There is one fact that happened in the United States some years ago which has not been enough appreciated—that is, the touching proof of sympathy given by the northern States to England at the time of the cotton crisis. It was in the hottest of the war. The United States bent under a debt of several thousand millions, daily on the increase. Many of us thought they must break down. Then the cotton crisis burst out in England. Well, three or four millions of dollars were collected in the United States for the English operatives. That surely was disinterested generosity; for England manifested little sympathy for the Union.

But to return to my subject. I don’t think Americans have asked our aid on this solemn occasion to get rid of their duty, but because this enfranchisement of the negroes, at the outset an American question, is in fact universal, is the cause of humanity; and also because they are constrained by necessity to do so. Four millions of people cast by Providence on their hands, to be fed, clothed, instructed, are fed, clothed, and instructed, brought up to labor, and in knowledge are made men and Christians—I don’t know any history of a parallel case. Well, is there a nation, even he French, great as that is, so liberal, so rich, so heroic, that could alone go through with such an undertaking? Let us suppose that [Page 280] each black costs only each day for food, clothing, lodging, instruction, twenty cents. You have four millions of francs per day, 120 millions a month, and 1,460,000,000 francs a year. And do you suppose that at the end of one year all this want will disappear by enchantment, and these four millions of blacks will have learned what is free labor, free life, and Christian morality? No. That will be only the beginning of the beginning. I know that what we can do here will be only a drop in the ocean; but let us try to do what we can.

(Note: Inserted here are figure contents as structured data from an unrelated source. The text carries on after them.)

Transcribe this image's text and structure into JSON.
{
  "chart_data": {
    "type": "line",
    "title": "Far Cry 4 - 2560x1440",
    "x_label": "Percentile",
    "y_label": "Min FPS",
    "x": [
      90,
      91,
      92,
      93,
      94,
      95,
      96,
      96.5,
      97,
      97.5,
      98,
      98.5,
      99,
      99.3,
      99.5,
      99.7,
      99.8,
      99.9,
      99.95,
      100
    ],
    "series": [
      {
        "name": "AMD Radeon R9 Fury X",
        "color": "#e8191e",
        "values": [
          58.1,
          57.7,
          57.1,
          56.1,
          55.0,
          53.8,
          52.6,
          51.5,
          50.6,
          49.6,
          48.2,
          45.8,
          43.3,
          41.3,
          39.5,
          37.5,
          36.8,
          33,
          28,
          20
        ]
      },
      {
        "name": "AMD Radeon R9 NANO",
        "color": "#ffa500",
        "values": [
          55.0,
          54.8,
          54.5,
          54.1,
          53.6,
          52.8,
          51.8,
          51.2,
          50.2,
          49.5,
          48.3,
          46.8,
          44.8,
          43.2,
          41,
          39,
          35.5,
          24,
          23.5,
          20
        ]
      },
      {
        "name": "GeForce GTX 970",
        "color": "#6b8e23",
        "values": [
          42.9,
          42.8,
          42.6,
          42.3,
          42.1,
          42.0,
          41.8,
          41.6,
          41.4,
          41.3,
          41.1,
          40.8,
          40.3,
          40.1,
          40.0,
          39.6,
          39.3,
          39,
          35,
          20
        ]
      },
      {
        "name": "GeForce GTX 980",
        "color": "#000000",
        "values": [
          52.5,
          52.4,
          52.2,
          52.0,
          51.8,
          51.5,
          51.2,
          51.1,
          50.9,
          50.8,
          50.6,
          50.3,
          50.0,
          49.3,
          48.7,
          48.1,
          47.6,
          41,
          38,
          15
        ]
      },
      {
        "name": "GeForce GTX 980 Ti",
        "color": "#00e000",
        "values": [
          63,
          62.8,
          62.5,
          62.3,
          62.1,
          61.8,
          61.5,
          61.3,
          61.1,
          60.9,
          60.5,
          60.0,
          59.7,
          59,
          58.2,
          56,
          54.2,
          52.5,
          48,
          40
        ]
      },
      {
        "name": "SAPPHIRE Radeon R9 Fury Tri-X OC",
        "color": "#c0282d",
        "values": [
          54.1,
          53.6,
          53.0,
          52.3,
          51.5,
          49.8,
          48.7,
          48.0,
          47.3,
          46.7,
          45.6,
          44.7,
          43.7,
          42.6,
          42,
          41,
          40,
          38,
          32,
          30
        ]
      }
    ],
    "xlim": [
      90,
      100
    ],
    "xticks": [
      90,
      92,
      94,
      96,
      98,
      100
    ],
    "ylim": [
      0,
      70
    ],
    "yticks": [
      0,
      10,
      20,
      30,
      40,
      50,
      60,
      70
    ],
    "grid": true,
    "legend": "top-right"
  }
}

Mr. Chamerovzow, secretary of the London committee of emancipation, was introduced by Mr. Laboulaye, and gave an outline of the history of slavery in America, as well in the Spanish as British colonies and United States, to this time, with many details thoroughly familiar to the American citizens who read the papers, and finished by expressing his own ideas:

1. That as a general rule freedmen are not only capable of sustained industry, but ask nothing better than to be employed at reasonable wages.

2. That wherever schools are established, the freedmen, old and young alike, show an aptitude and desire to learn that is quite extraordinary.

3. That the American government is making every effort possible, through the Freedmen’s Bureau, to take care of the lot of these four millions of unfortunates.

4. That everywhere among them is to be found destitution and misery, the consequence of the social disorganization prevalent through the wide territory over which they are scattered: and this must last a long time, because of the ill-will of their old masters against their heretofore slaves.

5. That the northern people, by establishing aid societies and similar associations, have nobly seconded the efforts of the government, and are entitled to our sympathy.

Mr. Auguste Cochin. After what has been said, I wish to draw your attention to the reasons for hoping that slavery will soon be abolished in Brazil and Cuba. Their condition rests on the Emperor of Brazil and Queen of Spain. It is too late this evening to speak of Brazil. I will confine myself to Cuba.

Public opinion in that island has been much awakened by emancipation in Jamaica and other islands, and now lately in the United States.

Cuba is in a very favorable condition; for there are about one million of whites and free colored, and only about three hundred thousand slaves. The white and free colored population are already habituated to field labor, and the relations between the white and free colored population are of the best kind. Cuba has offered to give up slavery for the equivalent of free civil government. The corruptions of colonial functionaries are the cause of difficulty and delay. The question must be solved at Madrid.